As human beings, we all spend a tremendous amount of time and energy worrying. In many cases, the sources of our worry are about future unknowns and things that we feel as though we have little to no control over or power to affect. This is often especially the case when it comes to issues and concerns related to end-of-life matters.
For many people, even thinking about drafting a will or a health-care directive produces severe anxiety as both revolve around attempting to plan for unknown and uncontrollable circumstances. In reality, when it comes to one’s future care and end-of-life matters, there are many things that an individual can plan for and have control over. What’s more, taking steps today to plan for one’s future healthcare needs and the distribution of one’s personal belongings and assets takes a tremendous amount of pressure off of a surviving spouse and children.
Individuals who fail to maintain and update a will and make their end-of-life wishes known ultimately make things much harder on loved ones who are otherwise forced to make decisions while dealing with their own deep emotional pain. Additionally, without a will, many important decisions related to one’s estate are made by the state, which forces loved ones to endure a lengthy and costly probate process.

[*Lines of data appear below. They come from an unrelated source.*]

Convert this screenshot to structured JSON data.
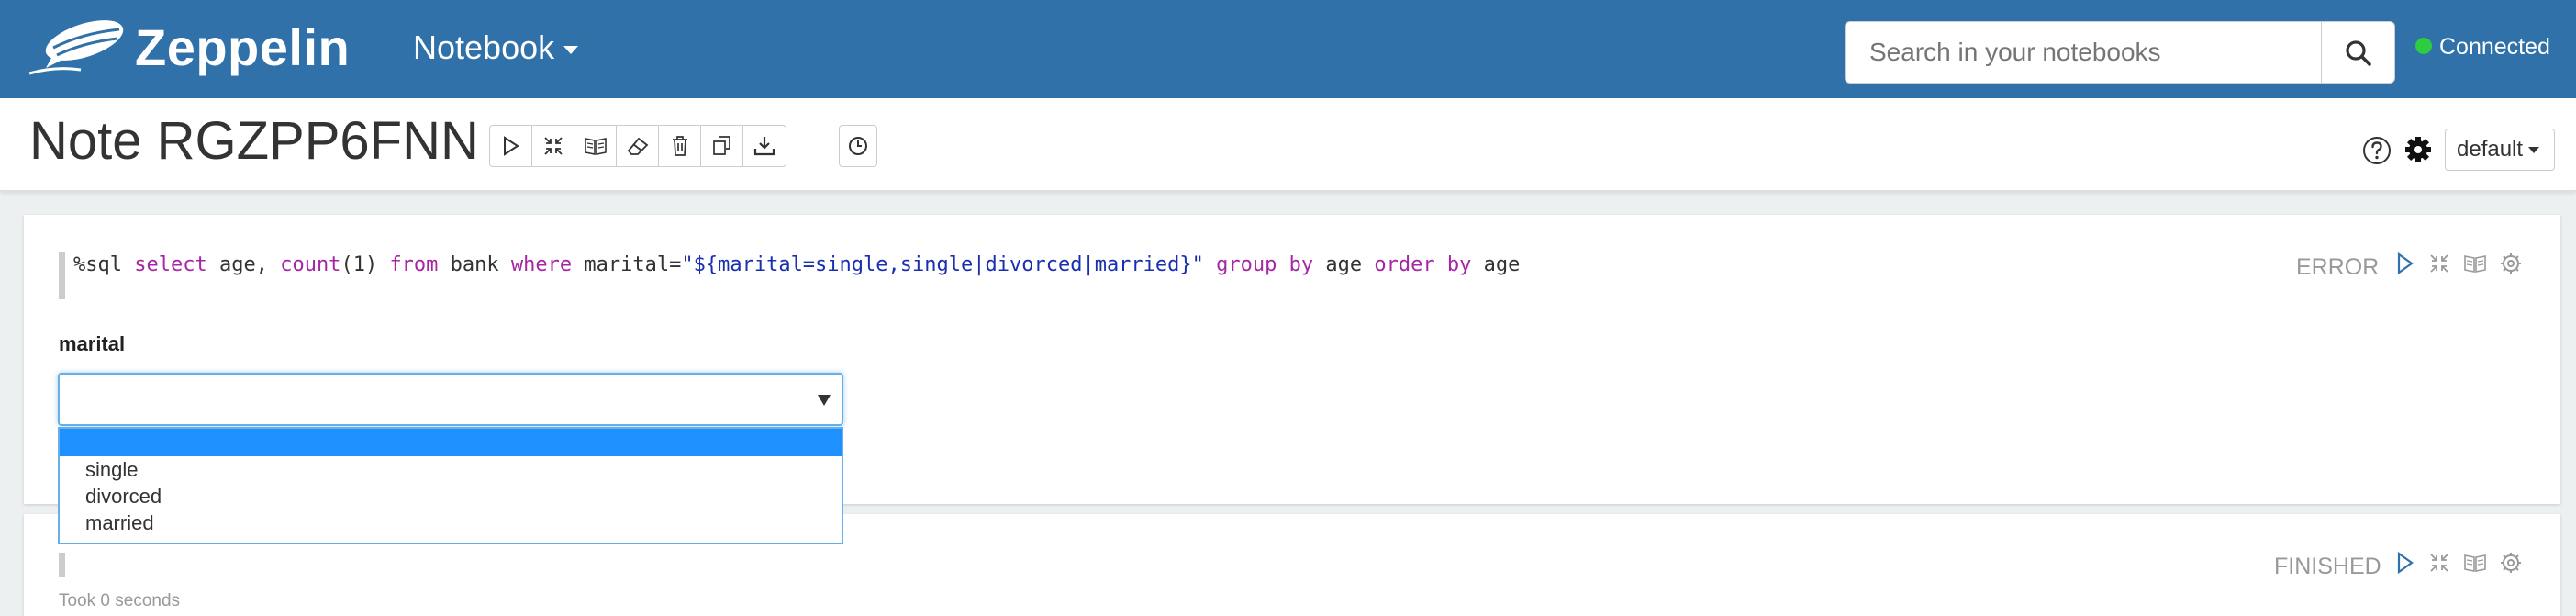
{
  "navbar": {
    "brand": "Zeppelin",
    "notebook_menu": "Notebook",
    "search_placeholder": "Search in your notebooks",
    "status": "Connected",
    "status_color": "#2ecc40"
  },
  "header": {
    "title": "Note RGZPP6FNN",
    "toolbar_icons": [
      "run-all-icon",
      "toggle-editor-icon",
      "toggle-output-icon",
      "clear-output-icon",
      "delete-icon",
      "clone-icon",
      "export-icon"
    ],
    "scheduler_icon": "clock-icon",
    "interpreter_binding": "default"
  },
  "paragraphs": [
    {
      "code": {
        "prefix": "%sql",
        "k1": "select",
        "t1": "age,",
        "f1": "count",
        "num": "1",
        "k2": "from",
        "t2": "bank",
        "k3": "where",
        "t3": "marital=",
        "str": "\"${marital=single,single|divorced|married}\"",
        "k4": "group by",
        "t4": "age",
        "k5": "order by",
        "t5": "age"
      },
      "status": "ERROR",
      "form": {
        "label": "marital",
        "selected": "",
        "options": [
          "",
          "single",
          "divorced",
          "married"
        ]
      }
    },
    {
      "status": "FINISHED",
      "took": "Took 0 seconds"
    }
  ],
  "colors": {
    "navbar": "#3071a9",
    "keyword": "#a626a4",
    "string": "#1a2fb0",
    "selected_option": "#1e90ff",
    "run_icon": "#3071a9"
  }
}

For most people the main goals of an estate plan are to provide for the future financial security of loved ones, ensure one’s personal possessions pass to intended loved ones and spare loved ones the burden of dealing with making these types of decisions. It’s never, therefore, too early or too late to draft a will and living will and doing so is ultimately one of the most loving gifts that any grandparent or parent can give to surviving family members.